Título: CRISE NA AGRICULTURA PODE IR ATÉ 2007
Autor: Regina Alvarez/Luiza Damé/Henrique Gomes
Fonte: O Globo, 01/06/2006, Economia, p. 24

Perda de rentabilidade do setor reduziria plantio e safra no próximo ano

RIO, BELO HORIZONTE, BRASÍLIA e SÃO PAULO. O fraco desempenho da agropecuária no PIB do primeiro trimestre já acende a luz amarela para o setor em 2007. Analistas se preocupam com a perda de rentabilidade dos agricultores, que deve levar a uma redução da área plantada e da safra no ano que vem. Antônio Licha, da UFRJ, destaca que o setor está descapitalizado e com dificuldades para honrar seus financiamentos, o que implica falta de crédito para a próxima colheita.

- Os preços agrícolas no atacado caíram 12,5% nos últimos 12 meses.
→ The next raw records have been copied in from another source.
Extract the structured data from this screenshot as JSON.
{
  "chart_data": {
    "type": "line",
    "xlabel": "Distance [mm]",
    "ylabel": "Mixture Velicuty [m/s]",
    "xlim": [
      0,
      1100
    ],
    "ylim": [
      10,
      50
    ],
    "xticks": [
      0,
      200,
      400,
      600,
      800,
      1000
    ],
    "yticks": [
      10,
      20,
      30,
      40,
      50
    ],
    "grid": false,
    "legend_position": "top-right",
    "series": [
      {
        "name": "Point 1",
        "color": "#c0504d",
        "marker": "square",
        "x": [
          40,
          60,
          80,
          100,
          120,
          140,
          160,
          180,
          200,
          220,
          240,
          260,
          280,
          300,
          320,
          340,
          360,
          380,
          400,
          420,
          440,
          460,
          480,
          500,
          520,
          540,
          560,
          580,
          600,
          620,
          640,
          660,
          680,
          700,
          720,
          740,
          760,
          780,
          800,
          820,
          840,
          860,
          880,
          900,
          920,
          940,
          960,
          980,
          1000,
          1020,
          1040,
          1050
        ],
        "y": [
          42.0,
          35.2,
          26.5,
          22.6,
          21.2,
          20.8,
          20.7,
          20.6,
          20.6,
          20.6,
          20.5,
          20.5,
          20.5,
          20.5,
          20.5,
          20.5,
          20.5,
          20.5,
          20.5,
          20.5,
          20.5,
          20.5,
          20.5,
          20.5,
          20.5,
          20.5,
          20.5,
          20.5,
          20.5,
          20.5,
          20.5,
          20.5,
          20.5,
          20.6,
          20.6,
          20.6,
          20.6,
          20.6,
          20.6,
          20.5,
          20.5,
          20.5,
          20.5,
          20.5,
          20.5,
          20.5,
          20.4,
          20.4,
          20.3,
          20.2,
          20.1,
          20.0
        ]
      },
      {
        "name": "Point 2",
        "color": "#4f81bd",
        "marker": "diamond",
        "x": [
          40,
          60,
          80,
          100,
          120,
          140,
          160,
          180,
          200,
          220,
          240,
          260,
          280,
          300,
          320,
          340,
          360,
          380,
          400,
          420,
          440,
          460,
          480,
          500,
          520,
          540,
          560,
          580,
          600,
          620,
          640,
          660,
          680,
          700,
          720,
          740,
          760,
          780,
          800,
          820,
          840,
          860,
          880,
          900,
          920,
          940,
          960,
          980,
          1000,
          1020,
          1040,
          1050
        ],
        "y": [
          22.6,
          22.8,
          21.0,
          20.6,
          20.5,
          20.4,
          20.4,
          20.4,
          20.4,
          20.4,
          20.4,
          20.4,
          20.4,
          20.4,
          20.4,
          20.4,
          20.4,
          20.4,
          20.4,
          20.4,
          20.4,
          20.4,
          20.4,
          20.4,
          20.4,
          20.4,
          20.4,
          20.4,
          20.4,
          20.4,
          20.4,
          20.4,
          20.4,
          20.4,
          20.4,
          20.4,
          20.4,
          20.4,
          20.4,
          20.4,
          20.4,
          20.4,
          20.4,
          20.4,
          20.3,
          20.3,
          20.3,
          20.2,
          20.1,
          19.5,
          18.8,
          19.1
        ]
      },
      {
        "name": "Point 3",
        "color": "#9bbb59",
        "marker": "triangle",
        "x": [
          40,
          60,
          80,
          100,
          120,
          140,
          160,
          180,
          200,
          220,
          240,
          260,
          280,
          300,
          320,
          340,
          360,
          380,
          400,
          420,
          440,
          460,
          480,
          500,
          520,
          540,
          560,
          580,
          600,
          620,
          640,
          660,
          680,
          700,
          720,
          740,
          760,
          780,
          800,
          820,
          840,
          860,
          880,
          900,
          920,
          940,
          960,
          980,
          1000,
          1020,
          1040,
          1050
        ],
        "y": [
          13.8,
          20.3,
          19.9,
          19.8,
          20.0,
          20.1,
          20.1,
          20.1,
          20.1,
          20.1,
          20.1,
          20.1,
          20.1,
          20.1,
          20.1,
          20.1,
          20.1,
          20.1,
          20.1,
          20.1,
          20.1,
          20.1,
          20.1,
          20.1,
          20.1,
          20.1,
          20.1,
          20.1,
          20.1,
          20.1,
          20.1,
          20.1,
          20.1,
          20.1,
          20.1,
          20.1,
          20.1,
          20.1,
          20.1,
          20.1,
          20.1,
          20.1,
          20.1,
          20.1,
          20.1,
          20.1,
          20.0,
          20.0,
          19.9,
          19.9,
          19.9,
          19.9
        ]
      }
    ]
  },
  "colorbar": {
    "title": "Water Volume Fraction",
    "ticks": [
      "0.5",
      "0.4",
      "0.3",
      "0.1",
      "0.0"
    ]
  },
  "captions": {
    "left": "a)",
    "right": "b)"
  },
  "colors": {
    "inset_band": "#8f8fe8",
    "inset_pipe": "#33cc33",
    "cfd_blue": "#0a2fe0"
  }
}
É uma grande perda de renda para o setor.

O ministro da Agricultura, Roberto Rodrigues, disse ontem em Belo Horizonte que só não haverá um colapso em 2007 porque a produção será menor com a seca e a queda na renda, que culminou com a redução dramática, segundo ele, na safra.

- Se a safra fosse normal, seria um desastre. Haveria um refluxo da produção contra o produtor, que não tem onde estocar, que dirá escoar - disse Rodrigues, num desabafo em encontro com empresários do setor e prefeitos mineiros.

O ministro afirmou que, em 2005, estados do Sul foram mais afetados pela crise na agricultura e, agora, ela se estende ao Centro-Oeste.

A Confederação Nacional da Agricultura (CNA) atribuiu a retração do setor no PIB "à grande queda de preços agropecuários". O assessor técnico da CNA, Getúlio Pernambuco, diz que a produção do setor este ano deve crescer em relação a 2005, mas isso não será suficiente para anular as perdas dos produtores.

- A maioria dos produtos agrícolas está sendo comercializada a preços que não cobrem os custos de produção.

Mantega e Rodrigues criam comissão para o setor

A CNA e o Centro de Estudos Avançados de Economia Aplicada (Cepea) da USP calculam que o PIB do setor, levando em conta as variações dos preços, caiu 0,58% em janeiro e fevereiro, na comparação com os dois últimos meses de 2005. Segundo o vice-presidente da Sociedade Rural Brasileira (SRB), Cesário Ramalho, as exceções hoje são açúcar e álcool, além de laranja, que se beneficiam de condições favoráveis nos mercados mundiais. O pacote de ajuda do governo, diz Ramalho, atenua problemas, mas não deve garantir fôlego ao agronegócio.

- O pacote vai tirar o setor da UTI, mas não tem como engatarmos uma quarta marcha este ano - disse, lembrando que é de 1,2% a queda prevista para o PIB agrícola em 2006.

Em Brasília, a crise da agricultura foi discutida numa audiência pública na Câmara. No evento, os ministros da Fazenda, Guido Mantega, e da Agricultura decidiram formar uma comissão, junto com produtores e parlamentares, para adotar novas medidas para os produtores rurais.

- Temos um grande plano de safra e é preciso que ele consiga chegar no agricultor. Eliminar os obstáculos que, às vezes, ficam no caminho do crédito. A gente libera um volume de crédito, mas o agricultor não consegue sacar no banco. Muitas vezes o diabo mora nos detalhes - disse Mantega.